AWFUL Would have been the condition of fallen man, had he been left to work out his deliverance by the Covenant of works. The command,-Do this, and

live, as well as the threatening,-Transgress and die, -would have fast barred the door of hope against him. If his conformity to the divine law had been the only way of escape, despair would have made him its prey, and his doleful cry would have been: Farewell glory and happiness; farewell heaven for ever!

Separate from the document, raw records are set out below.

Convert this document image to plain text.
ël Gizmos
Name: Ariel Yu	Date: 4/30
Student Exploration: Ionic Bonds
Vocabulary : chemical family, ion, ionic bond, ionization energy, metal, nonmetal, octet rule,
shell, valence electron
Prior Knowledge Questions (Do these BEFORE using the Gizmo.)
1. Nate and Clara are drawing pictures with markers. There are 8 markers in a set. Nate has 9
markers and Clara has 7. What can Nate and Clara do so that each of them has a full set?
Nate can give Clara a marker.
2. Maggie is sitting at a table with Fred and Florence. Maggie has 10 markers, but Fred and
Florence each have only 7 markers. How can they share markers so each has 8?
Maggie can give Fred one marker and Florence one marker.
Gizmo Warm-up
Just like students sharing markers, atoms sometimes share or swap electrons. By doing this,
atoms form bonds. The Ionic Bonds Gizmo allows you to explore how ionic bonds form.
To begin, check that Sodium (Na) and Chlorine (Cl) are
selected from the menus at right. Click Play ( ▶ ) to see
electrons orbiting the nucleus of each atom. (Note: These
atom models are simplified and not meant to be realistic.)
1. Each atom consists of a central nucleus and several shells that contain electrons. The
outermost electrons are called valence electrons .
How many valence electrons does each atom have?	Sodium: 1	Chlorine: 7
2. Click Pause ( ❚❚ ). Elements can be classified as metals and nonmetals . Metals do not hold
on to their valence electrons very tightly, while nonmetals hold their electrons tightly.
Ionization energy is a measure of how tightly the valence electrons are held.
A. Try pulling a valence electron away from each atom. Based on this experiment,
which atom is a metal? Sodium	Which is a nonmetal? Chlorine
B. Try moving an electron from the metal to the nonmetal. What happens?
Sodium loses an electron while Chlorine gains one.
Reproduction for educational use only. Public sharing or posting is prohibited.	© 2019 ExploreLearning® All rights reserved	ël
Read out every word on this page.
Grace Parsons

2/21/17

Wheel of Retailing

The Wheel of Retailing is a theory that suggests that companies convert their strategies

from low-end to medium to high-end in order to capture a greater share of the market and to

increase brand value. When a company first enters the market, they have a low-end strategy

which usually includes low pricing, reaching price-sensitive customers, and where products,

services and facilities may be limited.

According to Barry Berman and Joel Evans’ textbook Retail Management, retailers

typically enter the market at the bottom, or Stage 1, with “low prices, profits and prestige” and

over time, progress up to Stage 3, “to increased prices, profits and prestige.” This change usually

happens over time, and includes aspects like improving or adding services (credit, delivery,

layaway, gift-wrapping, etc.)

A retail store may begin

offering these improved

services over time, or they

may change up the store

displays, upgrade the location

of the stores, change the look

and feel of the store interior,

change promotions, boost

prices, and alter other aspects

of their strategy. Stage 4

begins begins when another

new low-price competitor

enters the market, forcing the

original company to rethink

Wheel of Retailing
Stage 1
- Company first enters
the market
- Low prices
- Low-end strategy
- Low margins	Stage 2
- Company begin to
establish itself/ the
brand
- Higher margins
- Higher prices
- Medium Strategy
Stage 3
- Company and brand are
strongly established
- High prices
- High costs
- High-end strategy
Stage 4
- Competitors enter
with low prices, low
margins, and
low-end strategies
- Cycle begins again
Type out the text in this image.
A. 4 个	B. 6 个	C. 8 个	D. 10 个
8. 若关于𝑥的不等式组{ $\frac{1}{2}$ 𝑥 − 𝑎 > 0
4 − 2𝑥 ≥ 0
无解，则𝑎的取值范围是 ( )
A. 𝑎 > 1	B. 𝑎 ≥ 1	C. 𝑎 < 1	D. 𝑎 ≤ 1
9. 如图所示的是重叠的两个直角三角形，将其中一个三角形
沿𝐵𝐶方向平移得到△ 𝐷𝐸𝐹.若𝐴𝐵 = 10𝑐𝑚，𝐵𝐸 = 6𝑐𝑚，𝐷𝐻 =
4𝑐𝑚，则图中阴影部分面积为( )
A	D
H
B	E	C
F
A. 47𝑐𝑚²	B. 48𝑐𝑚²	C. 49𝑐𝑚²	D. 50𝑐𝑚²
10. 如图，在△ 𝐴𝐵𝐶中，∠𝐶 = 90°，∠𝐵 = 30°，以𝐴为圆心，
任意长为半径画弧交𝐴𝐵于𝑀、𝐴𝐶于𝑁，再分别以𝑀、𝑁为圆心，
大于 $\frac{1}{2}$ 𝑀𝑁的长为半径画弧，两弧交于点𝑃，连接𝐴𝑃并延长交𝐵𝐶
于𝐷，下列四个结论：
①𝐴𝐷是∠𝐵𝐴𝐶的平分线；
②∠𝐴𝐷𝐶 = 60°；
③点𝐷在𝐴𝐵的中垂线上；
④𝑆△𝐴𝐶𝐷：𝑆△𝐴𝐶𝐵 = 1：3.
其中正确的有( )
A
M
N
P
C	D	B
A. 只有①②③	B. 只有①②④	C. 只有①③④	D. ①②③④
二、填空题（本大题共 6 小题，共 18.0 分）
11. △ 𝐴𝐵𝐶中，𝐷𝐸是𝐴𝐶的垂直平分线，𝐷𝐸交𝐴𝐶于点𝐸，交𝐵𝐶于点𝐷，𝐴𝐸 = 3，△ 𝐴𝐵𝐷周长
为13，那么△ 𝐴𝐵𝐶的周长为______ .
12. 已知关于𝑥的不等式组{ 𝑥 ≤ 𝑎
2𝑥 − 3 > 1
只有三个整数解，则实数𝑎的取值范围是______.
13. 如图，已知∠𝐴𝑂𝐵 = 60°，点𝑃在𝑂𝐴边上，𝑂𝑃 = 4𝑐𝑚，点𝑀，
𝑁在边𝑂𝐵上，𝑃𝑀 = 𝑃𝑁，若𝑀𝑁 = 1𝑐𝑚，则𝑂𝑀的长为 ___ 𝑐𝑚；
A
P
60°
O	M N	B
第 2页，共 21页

But, blessed be God, adored be his grace, he has not left us in this hopeless, helpless, and undone condition. By his Gospel he has revealed Himself to us as a just God and a Saviour; just, and yet the justifier of all who believe in Jesus. A way of escape is now opened to us through the Cross of Christ. A city of refuge is prepared to receive every trembling sinner who is pursued by the avenger of blood. Lord! I feel more and more that I am a sinner; yea, the chief of sinners. Every day brings fresh proof of my corruption, and lays me in the dust before thee. My just desert is everlasting burning; nothing less than this do I deserve; nothing more than this can I ever merit. Lord, my name is sinner; my nature is depravity; my heart is sin itself. What, then, can I hope for, when I thus contemplate myself, but repulsion from thy presence, when I appear before Thee seated on thy throne of Justice, surrounded by ten thousand times ten thousand pure and happy spirits. These angelic beings will acknowledge the justice of that sentence which frowns me into hell. O! my God, and is this indeed my dreadful state by nature? Alas! it is. But on this darkened cloud, whose bosom is filled with elements of destruction, shines the bow of mercy. In the midst of the earthquake, the whirlwind, and the fire, I hear a still small voice, speaking accents of grace, and, bidding me not to fear, only to believe. O! my soul, can this be true? Does mercy rejoice against judgment. Can God be gracious to the vilest of the vile, and yet remain unsullied in his holiness, uninjured in his justice? Can he receive sinners, and yet manifest his hatred against sin? Well may angels desire to look into these things.